I always knew the Atlantic's James Fallows to be a reliable liberal, but I also thought he retained a modicum at least of, what?, common sense, perspective?  Apparently not.

Upset by the images of the police pepper-spraying the student "Occupy" protesters at UC-Davis, after they refused to obey repeated pleas, then orders to disperse, Fallows writes:
I can't see any legitimate basis for police action like what is shown here. Watch that first minute and think how we'd react if we saw it coming from some riot-control unit in China, or in Syria. The calm of the officer who walks up and in a leisurely way pepper-sprays unarmed and passive people right in the face? We'd think: this is what happens when authority is unaccountable and has lost any sense of human connection to a subject population. That's what I think here.
That's what you think Mr. Fallows?

Well, what I think is that very unlike China and Syria, which are brutal authoritarian regimes where the people have no voice and no other recourse save public protest, peaceful or not, the United States is a government of law, a representative democracy where the people enjoy constitutional protections of their rights and nearly countless avenues for seeking redress of their grievances, the most important of which is the ballot.

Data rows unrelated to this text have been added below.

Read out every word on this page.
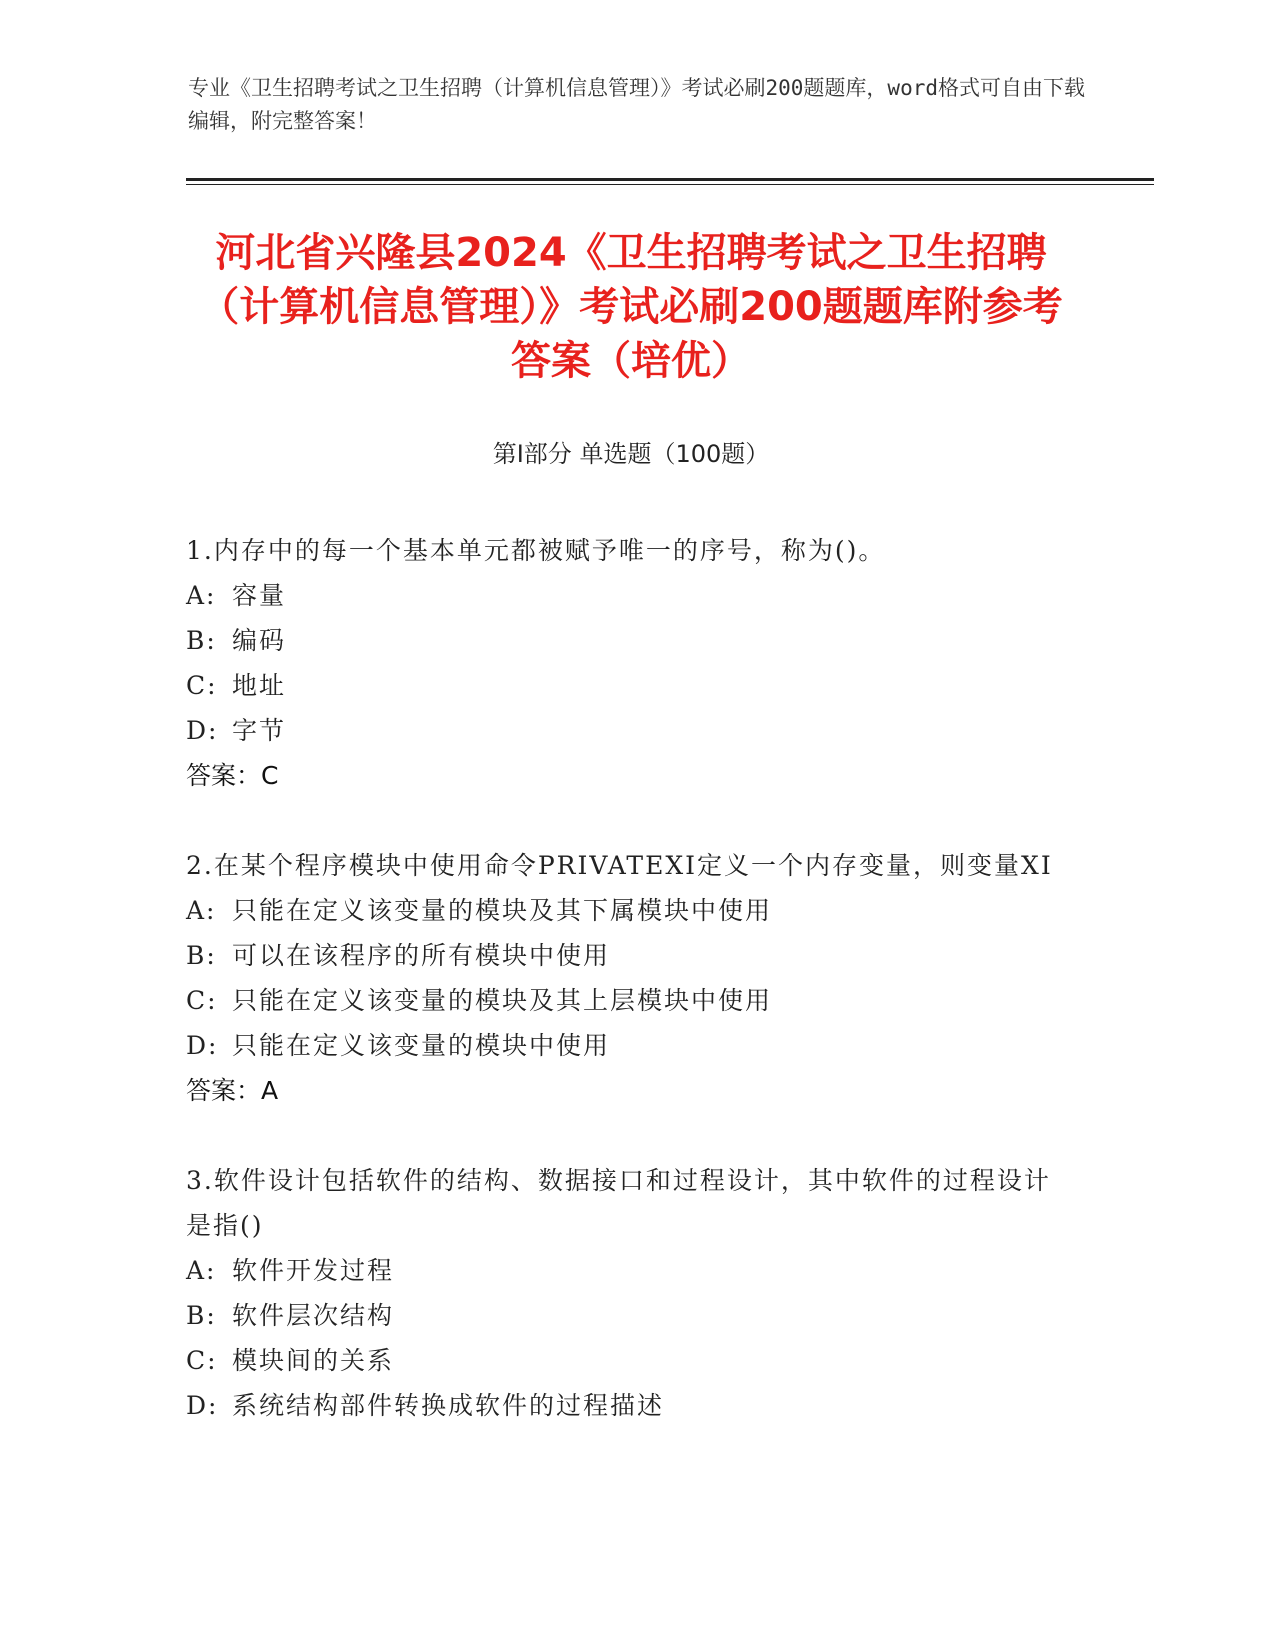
专业《卫生招聘考试之卫生招聘（计算机信息管理）》考试必刷200题题库，word格式可自由下载编辑，附完整答案！
河北省兴隆县2024《卫生招聘考试之卫生招聘（计算机信息管理）》考试必刷200题题库附参考答案（培优）
第Ⅰ部分 单选题（100题）
1.内存中的每一个基本单元都被赋予唯一的序号，称为()。
A: 容量
B: 编码
C: 地址
D: 字节
答案：C
2.在某个程序模块中使用命令PRIVATEXI定义一个内存变量，则变量XI
A: 只能在定义该变量的模块及其下属模块中使用
B: 可以在该程序的所有模块中使用
C: 只能在定义该变量的模块及其上层模块中使用
D: 只能在定义该变量的模块中使用
答案：A
3.软件设计包括软件的结构、数据接口和过程设计，其中软件的过程设计是指()
A: 软件开发过程
B: 软件层次结构
C: 模块间的关系
D: 系统结构部件转换成软件的过程描述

The "Occupy" phenomenon is first and foremost crude political theatre. The pepper-spraying of the protesters is precisely the response or kind of response it is calculated to engender, with the hope that the mere image of it will inspire broader sympathy among fellow citizens.

But aside from managing to offend a few silly, un-thinking liberals who are forever waiting to be offended anyway, the ploy won't work.  It didn't work during the Vietnam era, remember Nixon was both elected and re-elected, and it won't work now.